Vashon Island voters to decide on hospital district aimed at improving medical care
On Vashon Island, voters are deciding whether to create a special hospital district. It wouldn’t be used to build an actual hospital, but rather to subsidize a primary care clinic on the island and possibly bring other health care services there. Like other rural areas, Vashon Island struggles to provide basic health care.
John Jenkel sits on the board of Neighborcare, which operates the primary care clinic on Vashon Island and is with the campaign in favor of the measure, on the ballot as King County Public Hospital District No. 5 Proposition 1. He points out there’s no hospital or urgent care clinic on Vashon and the one primary care clinic is having trouble meeting making ends meet.
“Well if it fails I think you’re likely to see the clinic out here close. And I don’t see another entity having any incentive to come out here and run it," Jenkel said.
He said rural areas like Vashon, which is only accessible by ferry, have a hard time keeping primary care providers because insurance reimbursement rates don’t cover costs. He said a taxing district makes sense because it helps make up that cost by spreading it among the entire population. If the measure passes, a homeowner of a $500,000 home would pay about $225.
Hilary Emmer, who works with low income residents, is against creating a hospital district. She said it wouldn’t be affordable for people who already have a hard time paying their property taxes. And, she says, “we don’t know what we’re voting on.”
Emmer points out that, under Washington law, a special purpose hospital district is given a lot of latitute about how it spends the tax money. She said although the campaign was initially about helping out the primary care clinic, lately there’s been talk of adding other services, such as urgent care.

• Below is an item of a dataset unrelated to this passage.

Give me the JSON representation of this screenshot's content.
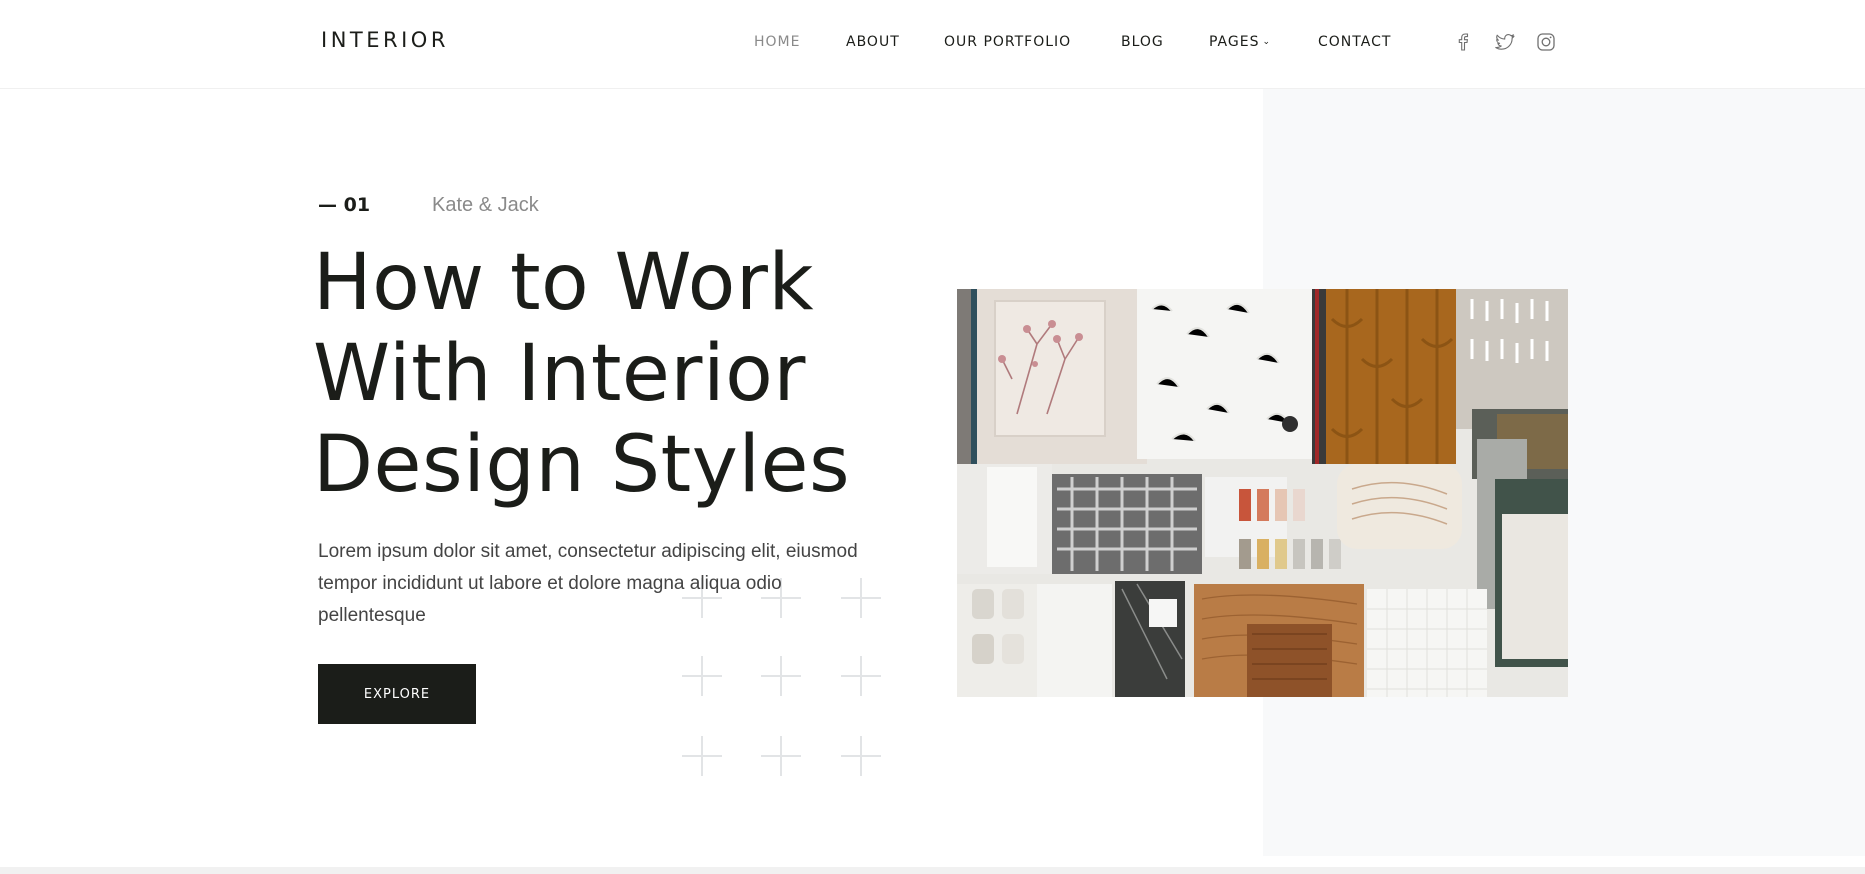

Emmer said that's a mistake and is indicative of people who’ve moved to Vashon to get away from the city but still want city-level services. She said people say if they cut their finger, they want to have “walk-in service.” But, she said, “It’s not feasible. Everyone says we don’t have the population for that."
Vashon's population is 10,000.
Proponents of the hospital district say there will be plenty of opportunities for the public to have input on what health care services the tax money is spent on. And, they say, commissioners for the district will be elected by the public.
In 2006, a similar measure to create a hospital district on Vashon Island was defeated.